Rydon. It's really sad.
With a gun in my hand, I stare into space, hoping you that would appear. I wanted you to see all the pain that you caused me. Situations like these can always be compared to a story of tragic lovers, one similar to that of Romeo and Juliet. I stared at the open door, seeing your face, a horrified expression drawn on it. You look at me, begging for me to lay the gun on the floor with your eyes, but I don't. You wipe away what appears to be tears, and walk toward me. You kneel down beside me, yet you don't speak. I can't stare at you anymore, so I draw my focus back to the windows. You stand up and walk out of the room, through the white, seemingly fragile door.
I sit there for a while, hearing you drop glass cups and slam doors. I think for a while, trying to understand your frustration. I place the gun on the floor and climb to my feet, walking downstairs. The house was clean, with no evidence of broken glass and you weren't there. I sigh, grabbing my keys off of the coffee table and leaving the house. I drove to your house. The green house that always seemed to be full of sad people dressed in black holding flowers, but every time you came into my sight, the mood changed. And this time was no different. I felt instantly happy as I saw you, as if all of my problems had been flushed away, as if they had disappeared. I sighed deeply as I kneel down, touching the engraving, tears burning in my eyes because I knew it was the only place that I couldn't pretend at all. I couldn't pretend you were with me, because the evidence that you weren't was directly in front of me.
So as I kneel there, trying to smile, conjuring up sweet images of you in my mind, dreaming up your voice, you appear. You kneel down beside me and smile. I've become used to you never speaking. I supposed it's just become a relief that I can see my angel in front of me. I reach out to touch you but you disappear, just like you usually do. I wrap my arms around the tombstone, never wanting to let go, before standing up and walking out of the cemetery gates.
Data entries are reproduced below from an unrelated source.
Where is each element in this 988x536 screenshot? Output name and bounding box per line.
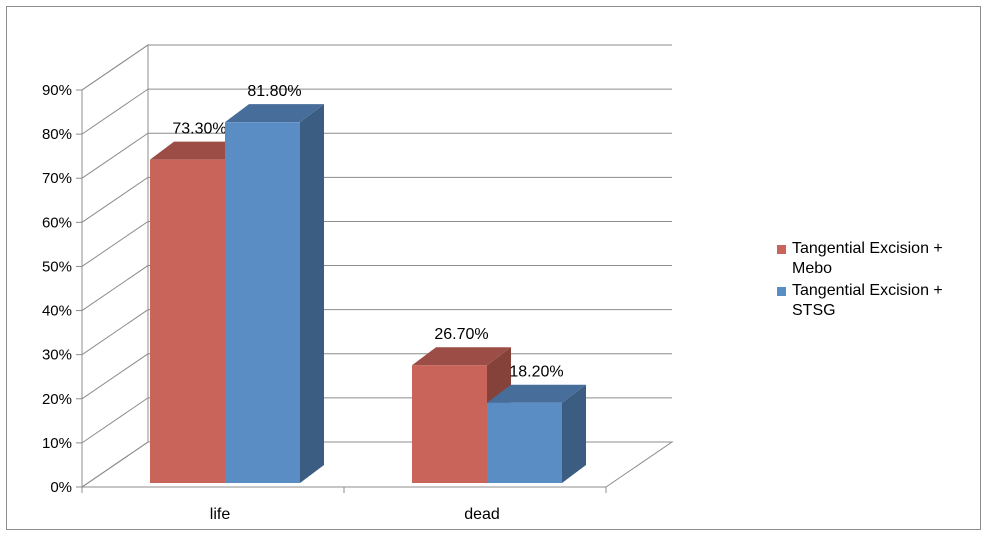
- data-label: 73.30%: [172, 121, 226, 138]
- y-tick-label: 90%: [42, 82, 72, 99]
- category-label: dead: [464, 506, 500, 523]
- bar: [487, 402, 562, 483]
- bar: [225, 122, 300, 483]
- y-tick-label: 70%: [42, 170, 72, 187]
- y-tick-label: 30%: [42, 347, 72, 364]
- gridline: [81, 176, 672, 223]
- bar-top: [225, 104, 324, 123]
- y-tick-label: 60%: [42, 214, 72, 231]
- y-tick-label: 10%: [42, 435, 72, 452]
- legend-label: Tangential Excision + Mebo: [792, 240, 943, 277]
- bar-chart-3d: 0% 10% 20% 30% 40% 50% 60% 70% 80% 90% 73.30% 81.80…: [42, 44, 674, 523]
- bar-top: [412, 347, 511, 366]
- y-tick-label: 20%: [42, 391, 72, 408]
- chart-frame: 0% 10% 20% 30% 40% 50% 60% 70% 80% 90% 73.30% 81.80…: [6, 6, 981, 530]
- y-tick-label: 40%: [42, 303, 72, 320]
- legend-item: Tangential Excision + STSG: [777, 281, 987, 321]
- y-tick-label: 50%: [42, 258, 72, 275]
- data-label: 18.20%: [509, 364, 563, 381]
- gridline: [81, 44, 672, 91]
- gridline: [81, 309, 672, 356]
- data-label: 26.70%: [434, 326, 488, 343]
- bar: [150, 159, 225, 483]
- gridline: [81, 265, 672, 311]
- y-tick-label: 80%: [42, 126, 72, 143]
- bar-top: [150, 141, 249, 160]
- bar-side: [300, 104, 324, 483]
- legend-item: Tangential Excision + Mebo: [777, 239, 987, 279]
- data-label: 81.80%: [247, 83, 301, 100]
- y-tick-label: 0%: [50, 479, 72, 496]
- legend-label: Tangential Excision + STSG: [792, 282, 943, 319]
- legend-swatch: [777, 245, 786, 254]
- gridline: [81, 88, 672, 135]
- bar-side: [562, 384, 586, 483]
- bar-top: [487, 384, 586, 403]
- gridline: [81, 220, 672, 267]
- bar: [412, 365, 487, 483]
- legend-swatch: [777, 287, 786, 296]
- gridline: [81, 132, 672, 179]
- legend: Tangential Excision + Mebo Tangential Exc…: [777, 239, 987, 323]
- category-label: life: [210, 506, 231, 523]
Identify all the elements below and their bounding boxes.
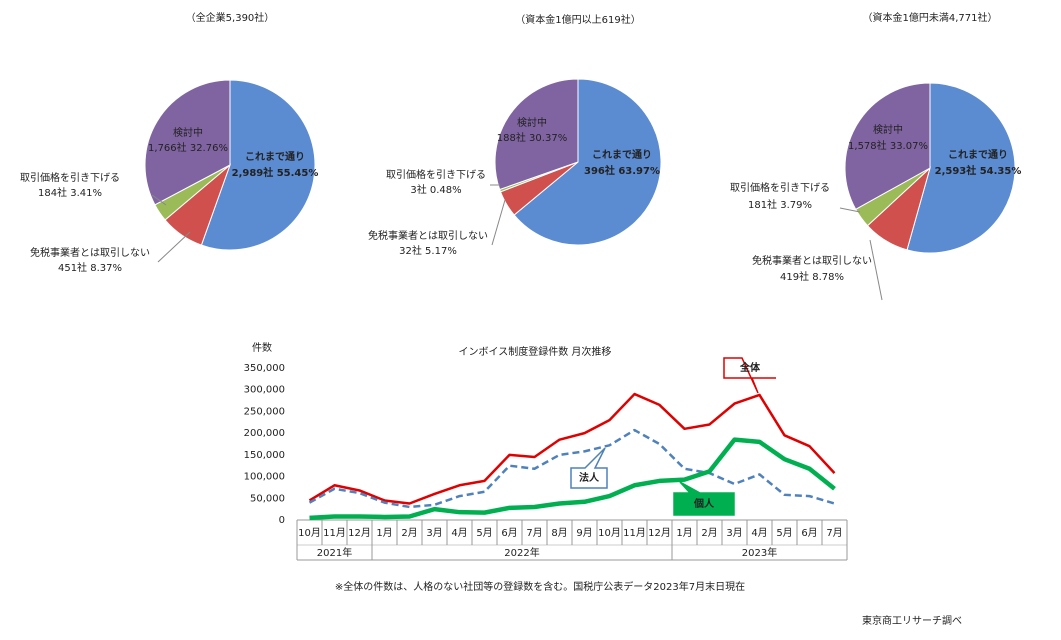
slice-value-label: 32社 5.17% (399, 244, 457, 257)
x-tick-label: 7月 (526, 527, 542, 539)
slice-value-label: 1,766社 32.76% (148, 141, 228, 154)
slice-label: 免税事業者とは取引しない (368, 229, 488, 242)
source: 東京商工リサーチ調べ (862, 614, 962, 627)
slice-label: 取引価格を引き下げる (386, 168, 486, 181)
pie-title: （資本金1億円以上619社） (515, 13, 640, 26)
x-group-label: 2021年 (317, 546, 352, 559)
x-group-label: 2022年 (504, 546, 539, 559)
callout-box (570, 447, 608, 489)
slice-label: これまで通り (245, 151, 305, 163)
callout-box (673, 481, 735, 516)
pie-slice (513, 78, 662, 246)
y-tick-label: 200,000 (244, 428, 285, 439)
leader-line (839, 207, 861, 213)
x-tick-label: 2月 (401, 527, 417, 539)
x-tick-label: 12月 (648, 527, 671, 539)
x-tick-label: 10月 (298, 527, 321, 539)
x-tick-label: 9月 (576, 527, 592, 539)
pie-slice (844, 82, 931, 210)
leader-line (157, 231, 191, 263)
series-line (309, 437, 836, 521)
x-tick-label: 10月 (598, 527, 621, 539)
x-tick-label: 3月 (426, 527, 442, 539)
y-axis-label: 件数 (252, 341, 272, 354)
x-tick-label: 7月 (826, 527, 842, 539)
slice-value-label: 2,989社 55.45% (232, 166, 319, 179)
slice-label: 検討中 (873, 123, 903, 136)
x-tick-label: 5月 (776, 527, 792, 539)
chart-title: インボイス制度登録件数 月次推移 (459, 345, 612, 358)
slice-value-label: 2,593社 54.35% (935, 164, 1022, 177)
slice-label: 免税事業者とは取引しない (30, 246, 150, 259)
legend-label: 全体 (739, 361, 761, 374)
slice-label: これまで通り (592, 149, 652, 161)
x-tick-label: 5月 (476, 527, 492, 539)
leader-line (491, 199, 506, 246)
y-tick-label: 250,000 (244, 406, 285, 417)
legend-label: 法人 (579, 471, 600, 484)
y-tick-label: 350,000 (244, 363, 285, 374)
series-line (308, 428, 835, 509)
pie-title: （全企業5,390社） (186, 11, 275, 24)
footnote: ※全体の件数は、人格のない社団等の登録数を含む。国税庁公表データ2023年7月末… (335, 580, 745, 593)
pie-slice (144, 79, 231, 206)
x-tick-label: 11月 (323, 527, 346, 539)
x-group-label: 2023年 (742, 546, 777, 559)
slice-label: 取引価格を引き下げる (730, 181, 830, 194)
slice-value-label: 181社 3.79% (748, 198, 812, 211)
slice-label: これまで通り (948, 149, 1008, 161)
pie-slice (494, 78, 579, 191)
leader-line (151, 194, 167, 206)
x-tick-label: 3月 (726, 527, 742, 539)
slice-value-label: 3社 0.48% (410, 183, 461, 196)
x-tick-label: 8月 (551, 527, 567, 539)
slice-value-label: 419社 8.78% (780, 270, 844, 283)
x-tick-label: 6月 (501, 527, 517, 539)
x-tick-label: 4月 (751, 527, 767, 539)
slice-value-label: 396社 63.97% (584, 164, 660, 177)
slice-label: 取引価格を引き下げる (20, 171, 120, 184)
x-tick-label: 2月 (701, 527, 717, 539)
slice-value-label: 184社 3.41% (38, 186, 102, 199)
x-tick-label: 1月 (376, 527, 392, 539)
slice-label: 免税事業者とは取引しない (752, 254, 872, 267)
x-tick-label: 12月 (348, 527, 371, 539)
series-line (308, 392, 836, 505)
pie-slice (200, 79, 316, 251)
pie-slice (906, 82, 1016, 254)
y-tick-label: 100,000 (244, 472, 285, 483)
x-tick-label: 11月 (623, 527, 646, 539)
leader-line (869, 239, 883, 301)
y-tick-label: 50,000 (250, 493, 285, 504)
slice-value-label: 188社 30.37% (497, 131, 567, 144)
y-tick-label: 150,000 (244, 450, 285, 461)
legend-label: 個人 (693, 497, 715, 510)
slice-label: 検討中 (517, 116, 547, 129)
pie-title: （資本金1億円未満4,771社） (863, 11, 998, 24)
slice-label: 検討中 (173, 126, 203, 139)
callout-box (723, 357, 776, 394)
slice-value-label: 1,578社 33.07% (848, 139, 928, 152)
y-tick-label: 300,000 (244, 385, 285, 396)
x-tick-label: 6月 (801, 527, 817, 539)
x-tick-label: 4月 (451, 527, 467, 539)
y-tick-label: 0 (279, 515, 285, 526)
slice-value-label: 451社 8.37% (58, 261, 122, 274)
x-tick-label: 1月 (676, 527, 692, 539)
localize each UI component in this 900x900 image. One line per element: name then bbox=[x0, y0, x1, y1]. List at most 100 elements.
After the drive home, I cried for a while. I just sat on the floor and cried. I cried because I couldn't conjure you up, no matter how hard I tried. And it hurt. The pain was unbearable. I knew that as soon as I lifted the gun to my head, fingers on the trigger, you'd appear, smash a few things and leave, which would make me feel guilty so I'd have to visit you. It happened a few times every week. But this particular day, I wasn't giving up. I wasn't going to let you persuade me to change my mind. And honey, you didn't. I went out and got your name tattooed all over my body. As soon as I arrived back home I thought for a while. I had to make sure I was one hundred percent sure.
You walked into my room and I pulled the gun to my head. Your eyes widened and you stood there staring at me. You knew this time, you could do nothing.
'I'll be seeing you in hell, baby, because I can't live without you. I love you, Ryan. You'll always be my Romeo' I smiled as I pulled the trigger.
I woke in your arms, lying under the summer sun. You looked at me with hate before kissing my head. You wrapped your arms around me, the smell of vanilla drifting around me. I smiled and nuzzled your chest, feeling your warmth.
'This isn't hell Brendon' You smiled.
'I'm confused, Ryan...' I sighed, staring around at the romantic scenery.
'Baby, you died, remember?' You sighed, staring at my face. I was right. I hadn't been dreaming. I was gone, as were you. We were gone, we were nothing but memories. But you were mine, and you still are. We're nothing but tragic lovers. You were scared the car accident would kill me, you thought it did. But it didn't, Ryan. You killing yourself killed me. We're just tragic lovers. We're the modern day Romeo and Juliet.